This increase in production has created jobs, strengthened businesses and investment, and revitalized cities and regions across America, a trend which will likely continue to grow in coming years.
It has also turned traditional thinking about America’s energy and economic policies on its head. In just a short period of time, our energy public policy debates have transitioned from multi-decade discussions of scarcity and limits to growth, to discussions of American energy abundance and the enormous benefits that it can offer.
A recent U.S. Department of Energy-commissioned study by NERA Economic Consulting showed that under all trading scenarios, the economic benefits to the country from liquefied natural gas (LNG) exports are significant and clearly outweigh any potential increases in domestic natural gas prices. The study’s findings are also consistent with other independent studies such as the Brookings Institution that project positive net economic effects from LNG exports.
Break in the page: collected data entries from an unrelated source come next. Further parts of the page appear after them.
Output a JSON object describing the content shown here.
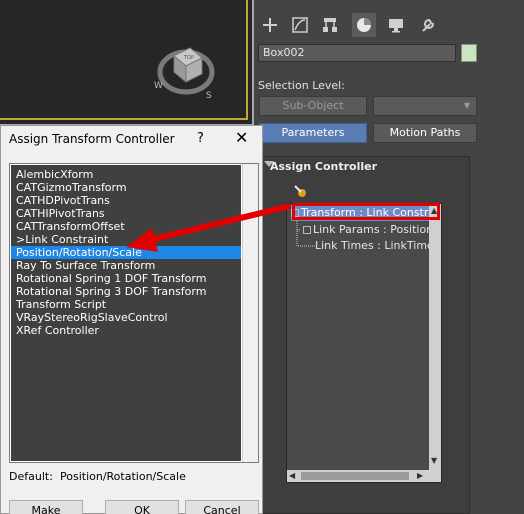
{
  "viewport": {
    "viewcube_top_label": "TOP"
  },
  "panel": {
    "object_name": "Box002",
    "object_color": "#c9e6c0",
    "selection_level_label": "Selection Level:",
    "sub_object_label": "Sub-Object",
    "tabs": [
      {
        "label": "Parameters",
        "active": true
      },
      {
        "label": "Motion Paths",
        "active": false
      }
    ],
    "rollout_title": "Assign Controller",
    "tree": [
      {
        "label": "Transform : Link Constraint",
        "selected": true
      },
      {
        "label": "Link Params : Position/R",
        "selected": false
      },
      {
        "label": "Link Times : LinkTimeCo",
        "selected": false
      }
    ]
  },
  "dialog": {
    "title": "Assign Transform Controller",
    "help_glyph": "?",
    "items": [
      {
        "label": "AlembicXform",
        "selected": false
      },
      {
        "label": "CATGizmoTransform",
        "selected": false
      },
      {
        "label": "CATHDPivotTrans",
        "selected": false
      },
      {
        "label": "CATHIPivotTrans",
        "selected": false
      },
      {
        "label": "CATTransformOffset",
        "selected": false
      },
      {
        "label": ">Link Constraint",
        "selected": false
      },
      {
        "label": "Position/Rotation/Scale",
        "selected": true
      },
      {
        "label": "Ray To Surface Transform",
        "selected": false
      },
      {
        "label": "Rotational Spring 1 DOF Transform",
        "selected": false
      },
      {
        "label": "Rotational Spring 3 DOF Transform",
        "selected": false
      },
      {
        "label": "Transform Script",
        "selected": false
      },
      {
        "label": "VRayStereoRigSlaveControl",
        "selected": false
      },
      {
        "label": "XRef Controller",
        "selected": false
      }
    ],
    "default_label": "Default:",
    "default_value": "Position/Rotation/Scale",
    "buttons": {
      "make_default": "Make Default",
      "ok": "OK",
      "cancel": "Cancel"
    }
  },
  "colors": {
    "selection_blue": "#1e86e6",
    "annotation_red": "#e50000",
    "active_tab": "#5b7db6"
  },
  "icons": [
    "plus-icon",
    "modify-curve-icon",
    "hierarchy-icon",
    "motion-icon",
    "display-icon",
    "utilities-wrench-icon",
    "assign-controller-icon"
  ]
}
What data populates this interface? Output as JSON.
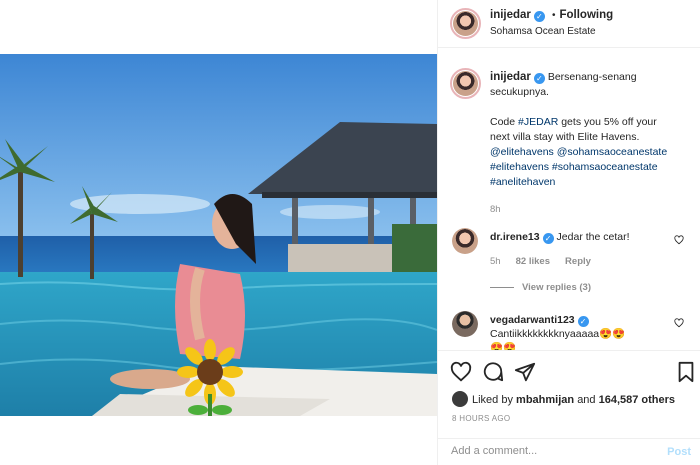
{
  "header": {
    "username": "inijedar",
    "separator": "•",
    "follow_label": "Following",
    "location": "Sohamsa Ocean Estate"
  },
  "caption": {
    "username": "inijedar",
    "text_line1": "Bersenang-senang",
    "text_line2": "secukupnya.",
    "promo_prefix": "Code",
    "promo_tag": "#JEDAR",
    "promo_rest1": "gets you 5% off your",
    "promo_rest2": "next villa stay with Elite Havens.",
    "mention1": "@elitehavens",
    "mention2": "@sohamsaoceanestate",
    "tag1": "#elitehavens",
    "tag2": "#sohamsaoceanestate",
    "tag3": "#anelitehaven",
    "age": "8h"
  },
  "comments": [
    {
      "username": "dr.irene13",
      "text": "Jedar the cetar!",
      "age": "5h",
      "likes": "82 likes",
      "reply_label": "Reply",
      "view_replies": "View replies (3)"
    },
    {
      "username": "vegadarwanti123",
      "text": "Cantiikkkkkkkknyaaaaa😍😍",
      "text2": "😍😍"
    }
  ],
  "actions": {
    "liked_by_prefix": "Liked by",
    "liked_by_user": "mbahmijan",
    "liked_by_and": "and",
    "liked_by_count": "164,587 others",
    "posted_ago": "8 HOURS AGO",
    "comment_placeholder": "Add a comment...",
    "post_label": "Post"
  },
  "icons": {
    "like": "heart-icon",
    "comment": "comment-icon",
    "share": "paper-plane-icon",
    "save": "bookmark-icon",
    "verified": "verified-badge-icon"
  },
  "colors": {
    "link": "#00376b",
    "verified": "#3897f0",
    "muted": "#8e8e8e",
    "post_button": "#b2dffc"
  }
}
If more markets are opened to the sale of domestically produced natural gas, then there will be more demand, more investment, and more production. According to the EIA, moving toward the most robust pro-trade scenario would likely yield an additional 2 trillion cubic feet of U.S. natural gas production (see chart below). That translates to more supply – and with it, more jobs, government revenues and economic expansion.
A small group of companies is calling on the federal government to restrict the free trade of America’s abundant energy supplies for its own self-interest.
ExxonMobil supports free trade of all products, including energy and encourages more investment, leading to economic benefits.